Though cultural differences are brought into harmony in this film, there are some differences that are difficult to reconcile. Comparing the two protagonists, one finds that, “where Macbeth has choice, Washizu has only destiny, and this distinction between Shakespeare’s play and Kurosawa’s drama is forcibly announced at the beginning and the end of the film, by the chanting chorus which rings out the inevitable fate of ambitious men and proclaims it to be a truth which transcends particular circumstances of history” (155). Washizu does appear to have less choice, as his conversation with Asaji reveals his fear that the king and Miki do suspect him of insubordination. His crimes seem to be as much from a spirit of fear as a spirit of ambition. Washizu is trying to choose from the lesser of two evils brought on by hearing the prophecy. He seems to have encountered a fate that, try as he might to avoid it, will come to him eventually.

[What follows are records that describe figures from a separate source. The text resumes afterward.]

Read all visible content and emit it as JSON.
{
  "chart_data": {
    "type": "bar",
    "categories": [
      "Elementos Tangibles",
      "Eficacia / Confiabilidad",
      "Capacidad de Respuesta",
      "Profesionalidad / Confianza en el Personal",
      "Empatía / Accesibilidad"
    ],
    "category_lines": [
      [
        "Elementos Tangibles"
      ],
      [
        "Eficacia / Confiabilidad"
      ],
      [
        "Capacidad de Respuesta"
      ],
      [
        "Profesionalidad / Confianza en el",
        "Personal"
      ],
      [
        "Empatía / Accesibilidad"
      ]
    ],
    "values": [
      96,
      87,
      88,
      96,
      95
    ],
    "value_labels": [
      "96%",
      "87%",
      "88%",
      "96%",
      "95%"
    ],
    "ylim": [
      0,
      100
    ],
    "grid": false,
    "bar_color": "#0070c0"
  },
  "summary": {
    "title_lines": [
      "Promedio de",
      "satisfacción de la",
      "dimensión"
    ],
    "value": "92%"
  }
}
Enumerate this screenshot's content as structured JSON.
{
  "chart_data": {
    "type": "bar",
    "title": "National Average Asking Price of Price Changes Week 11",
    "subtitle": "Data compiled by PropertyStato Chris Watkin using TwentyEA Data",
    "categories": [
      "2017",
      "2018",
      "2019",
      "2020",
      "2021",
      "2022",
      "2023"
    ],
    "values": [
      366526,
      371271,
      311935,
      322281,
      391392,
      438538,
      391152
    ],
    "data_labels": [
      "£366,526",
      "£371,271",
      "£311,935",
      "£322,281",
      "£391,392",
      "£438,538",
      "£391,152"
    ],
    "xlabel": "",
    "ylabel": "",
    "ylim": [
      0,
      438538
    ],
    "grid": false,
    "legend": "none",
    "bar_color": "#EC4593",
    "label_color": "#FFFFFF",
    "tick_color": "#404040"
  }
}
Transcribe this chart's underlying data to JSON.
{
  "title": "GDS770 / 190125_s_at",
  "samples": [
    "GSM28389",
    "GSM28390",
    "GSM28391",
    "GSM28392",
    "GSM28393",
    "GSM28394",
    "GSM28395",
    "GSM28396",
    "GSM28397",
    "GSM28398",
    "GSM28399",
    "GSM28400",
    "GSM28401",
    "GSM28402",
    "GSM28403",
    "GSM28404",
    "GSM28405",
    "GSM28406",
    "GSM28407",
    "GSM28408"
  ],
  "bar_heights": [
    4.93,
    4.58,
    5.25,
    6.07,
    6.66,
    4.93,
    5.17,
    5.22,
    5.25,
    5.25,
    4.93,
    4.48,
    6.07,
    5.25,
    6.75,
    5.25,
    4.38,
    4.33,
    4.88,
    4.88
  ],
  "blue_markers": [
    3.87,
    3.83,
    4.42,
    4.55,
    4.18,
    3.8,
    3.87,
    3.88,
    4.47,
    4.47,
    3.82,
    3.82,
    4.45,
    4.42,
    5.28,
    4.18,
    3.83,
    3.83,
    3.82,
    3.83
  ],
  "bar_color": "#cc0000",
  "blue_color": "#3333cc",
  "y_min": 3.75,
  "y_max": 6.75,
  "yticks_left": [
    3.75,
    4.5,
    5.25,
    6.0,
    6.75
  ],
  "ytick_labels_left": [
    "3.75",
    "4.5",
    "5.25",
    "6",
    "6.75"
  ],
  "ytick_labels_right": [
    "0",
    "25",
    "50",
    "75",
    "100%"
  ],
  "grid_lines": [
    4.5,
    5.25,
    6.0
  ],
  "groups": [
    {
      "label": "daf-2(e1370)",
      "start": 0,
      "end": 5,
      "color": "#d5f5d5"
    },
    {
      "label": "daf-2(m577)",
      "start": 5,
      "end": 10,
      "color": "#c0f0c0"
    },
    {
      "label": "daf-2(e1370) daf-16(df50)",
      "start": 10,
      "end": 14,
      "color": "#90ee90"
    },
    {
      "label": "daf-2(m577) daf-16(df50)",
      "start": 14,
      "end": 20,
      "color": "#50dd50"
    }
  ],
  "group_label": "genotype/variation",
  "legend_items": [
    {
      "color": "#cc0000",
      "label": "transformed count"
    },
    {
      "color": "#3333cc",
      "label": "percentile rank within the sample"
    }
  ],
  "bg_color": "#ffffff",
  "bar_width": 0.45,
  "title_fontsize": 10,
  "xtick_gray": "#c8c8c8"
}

Macbeth, on the other hand, is typically seen as choosing ambition instead of ignoring the prophecy of the weird sisters. However, in the play text, we see little indication that Macbeth had a choice. Though he argues with his wife (I. vii), Washizu also struggles with Asaji’s suggestions. Macbeth’s conflict may not be clearly born of fear like Washizu’s, but the text does leave room for interpreting Macbeth’s actions as inevitable. In reflection, Macbeth admits that life,
Is a tale
Told by an idiot, full of sound and fury
Signifying nothing (V. v. 26-28).

Life, to Macbeth, has meant nothing, just as Kurosawa’s chanters end the film by describing the final scene as, “A scene of carnage born of consuming desire, never changing, now and throughout eternity.” Due to his Buddhist background, Kurosawa may have chosen to emphasize the fact that, regardless of Washizu’s independent actions, he could not escape fate. However, the idea of inescapable fate is found in Shakespeare’s Macbeth as well. The reach is not as far as some would say.

Thus Macbeth lends itself to Noh-drama in its language which is easily interpreted through action, its chants, its spiritual references, its cyclic nature and references to the futility of life, and the conclusion of its characters that fate cannot be fought. Not only does Macbeth present the perfect fodder for a Noh-style drama, but Noh-drama brings out in Macbeth that which is often taken for granted or left unheeded. Seeing such a play translated into a different culture through culturally artistic means can be enriching to those who are accustomed to seeing the same aspects of the play brought to light repeatedly. In Macbeth, Kurosawa found the opportunity to present the same truths in a way that reminds the audience that the human condition expressed in this play is universal.




Works Cited

Davies, Anthony. “Filming Shakespeare’s plays: The Adaptations of Laurence Olivier,

Orson Welles, Peter Brook, Akira Kurosawa.” Cambridge UP, 1990. 143-166.

FWBO.org. “What is Buddhism?” Friends of the Western Buddhist Order. Accessed Dec.

15, 2004. www.fwbo.org/buddhism.html.

Jorgens, Jack J. “Kurosawa’s Throne of Blood: Washizu and Miki Meet the Forest

Spirit.” Literature and Film Quarterly. The American University, 1983. 167-173.

Shakespeare, William. Macbeth. New York: Bantam, 1993.

Throne of Blood. Dir. Akira Kurosawa. Perf. Toshiro Mifune, Isuzu Yamada, Takashi

Shimaru. 1957. DVD. Criterion Collection, 1961.